La missione di Di Maio in Libia tra bluff e rimedi a vecchi errori

Il trattato sull'immigrazione non sarà cambiato Ma ora il governo ha capito che serve l'aiuto di Putin

La missione di Di Maio in Libia tra bluff e rimedi a vecchi errori

La missione diplomatica del ministro degli Esteri Luigi Di Maio, volato ieri in Libia per incontrare sia il premier Fayez Al Serraj, sia il suo nemico generale Khalifa Haftar, è una via di mezzo tra un evidente bluff e un tentativo di rimediare a vecchi errori. Se il ministro racconterà di aver discusso con Serraj le modifiche al Memorandum sull'immigrazione, ipotizzate in una bozza inviata a Tripoli resa pubblica ieri da Avvenire, resteremo nel bluff. Qualsiasi possibilità reale di modificare quel trattato si è chiusa il 2 febbraio con il suo automatico e previsto rinnovo. Un rinnovo che il governo ha atteso passivamente ben consapevole di tradire le aspettative delle componenti del Pd e del M5S decise a chiedere maggiori garanzie sul trattamento dei migranti.
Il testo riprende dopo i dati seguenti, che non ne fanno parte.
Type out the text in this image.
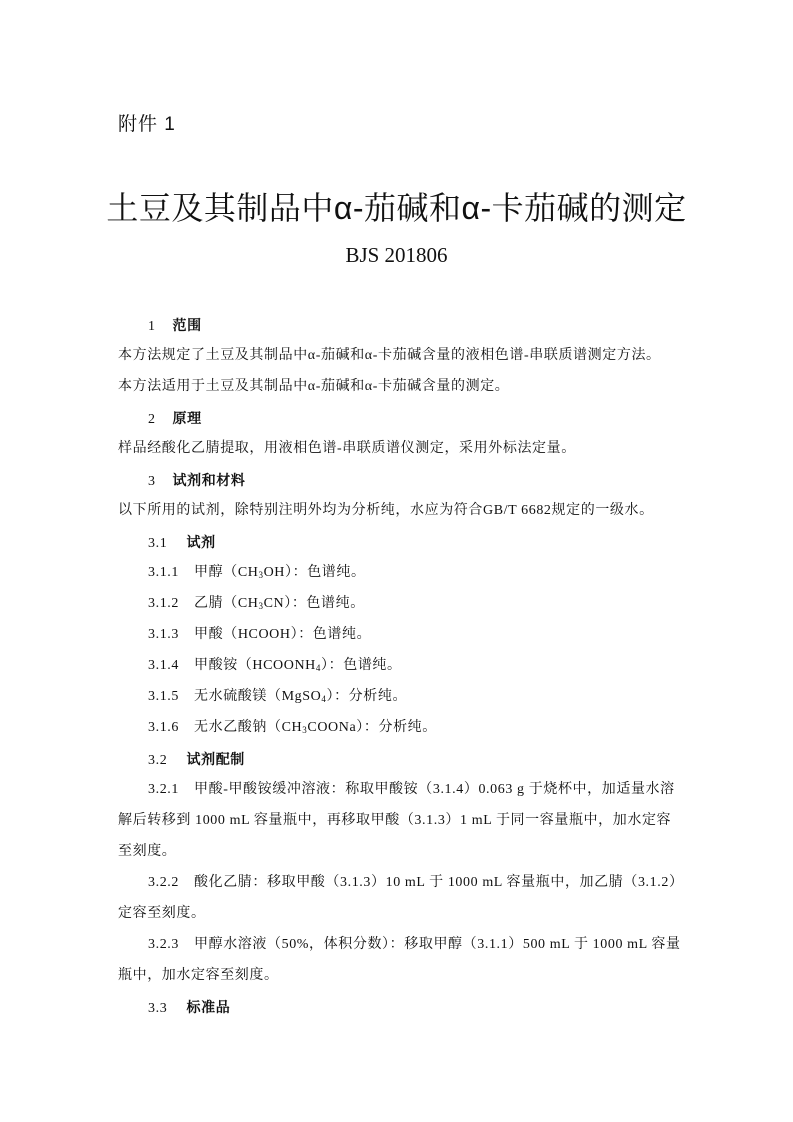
附件 1
土豆及其制品中α-茄碱和α-卡茄碱的测定
BJS 201806
1 范围
本方法规定了土豆及其制品中α-茄碱和α-卡茄碱含量的液相色谱-串联质谱测定方法。
本方法适用于土豆及其制品中α-茄碱和α-卡茄碱含量的测定。
2 原理
样品经酸化乙腈提取，用液相色谱-串联质谱仪测定，采用外标法定量。
3 试剂和材料
以下所用的试剂，除特别注明外均为分析纯，水应为符合GB/T 6682规定的一级水。
3.1 试剂
3.1.1 甲醇$(CH_3OH)$：色谱纯。
3.1.2 乙腈$(CH_3CN)$：色谱纯。
3.1.3 甲酸（HCOOH）：色谱纯。
3.1.4 甲酸铵$(HCOONH_4)$：色谱纯。
3.1.5 无水硫酸镁（MgSO$_4$）：分析纯。
3.1.6 无水乙酸钠$(CH_3COONa)$：分析纯。
3.2 试剂配制
3.2.1 甲酸-甲酸铵缓冲溶液：称取甲酸铵（3.1.4）0.063 g 于烧杯中，加适量水溶
解后转移到 1000 mL 容量瓶中，再移取甲酸（3.1.3）1 mL 于同一容量瓶中，加水定容
至刻度。
3.2.2 酸化乙腈：移取甲酸（3.1.3）10 mL 于 1000 mL 容量瓶中，加乙腈（3.1.2）
定容至刻度。
3.2.3 甲醇水溶液（50%，体积分数）：移取甲醇（3.1.1）500 mL 于 1000 mL 容量
瓶中，加水定容至刻度。
3.3 标准品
La scelta nascondeva un doppio timore. Il primo era che la discussione innescasse nuove richieste di fondi senza garantire effetti reali vista l'incapacità di Serraj di controllare le milizie. Il secondo, ben più temibile, era un'intromissione della Turchia capace di far saltare il memorandum e consegnare ad Ankara il controllo dei flussi migratori. Le ingenti forniture di armi e il trasferimento delle milizie jihadiste, arruolate in Siria sul fronte anti Haftar, hanno trasformato l'esecutivo di Tripoli in un governo fantoccio della Turchia di Recep Tayyp Erdogan. Un Erdogan che, come visto nel 2015, ha il «vizietto» di ricattare l'Europa a colpi di migranti.

In questa situazione Di Maio e tutto il governo italiano sono sostanzialmente sotto scacco. Serraj, traghettato a Tripoli nel 2016 dalla nostra Marina Militare, non è più un nostro protetto, ma paradossalmente lo strumento del potenziale ricatto turco. E lo dimostra quell'accordo sul Mediterraneo firmato da Tripoli e Ankara in base al quale la Turchia minaccia di mandare le sue fregate a bloccare le prospezioni dell'Eni nelle acque di Cipro. Dunque i colloqui di ieri tra Di Maio e Serraj sono serviti tuttalpiù a mantenere i rapporti e a rendere più difficile uno sfratto dell'Italia dalla Tripolitania per ordine del Sultano. La successiva tappa di Di Maio nella residenza di Haftar è invece più significativa in quanto accompagnata da un colloquio telefonico tra il premier Giuseppe Conte e il presidente russo Vladimir Putin. Un colloquio importante visto che il Cremlino è il vero banco della roulette libica. Un banco capace di dare le carte a molti dei contenenti, ma anche di svelare o assecondare le mosse di Erdogan sul fronte di Tripoli e quelle di Emirati ed Egitto sul versante di Haftar. Alla vigilia della Conferenza di Berlino sia Di Maio, sia Conte avevano disperso le loro forze in una serie di inutili girotondi diplomatici durante i quali avevano tralasciato l'unico viaggio cruciale, ovvero quello a Mosca. Il risultato era stato una figura da comprimari sullo scenario della Conferenza. Memore di quella lezione, Conte sembra aver capito che Putin - interessato non solo al petrolio, ma anche alla posizione strategica della Libia nel Nord Africa è uno dei pochi attori decisi - come l'Italia - a garantirne l'integrità territoriale. Un attore che potrebbe aiutarci, in ambito Onu, a incoraggiare lo scioglimento di un Governo di Unità Nazionale di Tripoli nato sotto l'egida Onu, ma diventato oggi marionetta di Erdogan.

Strapparglielo, contribuendo alla nascita di un nuovo esecutivo di unità nazionale capace di comprendere anche esponenti vicini ad Haftar, è l'unica mossa che può portare a un vero cessate il fuoco. Salvandoci dai ricatti di Ankara e restituendoci il ruolo di potenza di riferimento.